Les occasions de sourire sont bien rares dans l’œuvre de Simenon. Signalons néanmoins ce passage, tiré de Monsieur La Souris :
Est-ce que le commissaire Lucas prenait les mots à la lettre quand il avait dit à l’inspecteur [Lognon] :
— Il y a peut-être quelque chose… Mettez vous sur le bonhomme [le clochard surnommé Monsieur La Souris]…
Le fait est que Lognon était presque dessus, au sens littéral du terme. […] Dès le matin, il avait suivi le vieux à moins de trois mètres et il n’avait pas bronché quand La Souris s’était arrêté.
— Dites donc, monsieur l’inspecteur… Vous ne croyez pas que nous avons l’air bête à nous suivre ainsi sans un mot ?… Sii vous voulez, on pourrait marcher ensemble… Sans compter que ce serait plus gai…
Lognon s’était contenté de tourner la tête de l’autre côté et de rester debout au milieu du trottoir, comme si on ne lui eût pas adressé la parole.
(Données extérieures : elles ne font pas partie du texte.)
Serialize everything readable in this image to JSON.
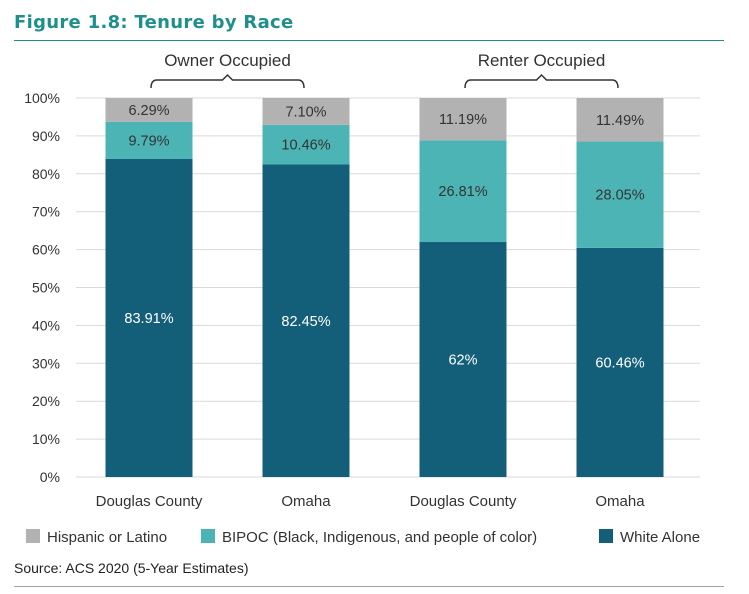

— Bon !… C’est comme vous voudrez !… Ce que j’en disais, c’était autant pour vous que pour moi… Paraît-il que, dans le temps, les grands seigneurs se faisaient suivre dans la rue par un larbin…
La Souris enrageait ! Il ne savait où aller, ni que faire et il essaya d’écœurer l’inspecteur par les allées et venues les plus fantaisistes, se mettant soudain à courir, s’arrêtant un quart d’heure au même endroit, repartant au ralenti pour entrer soudain dans une boutique (p. 427-428).
On n’a plus les filatures policières qu’on avait.
Référence
Simenon, Monsieur La Souris, dans Tout Simenon 21, Paris et Montréal, Presses de la Cité et Libre expression, coll. «Omnibus», 1992, 383-481. Édition originale : 1938.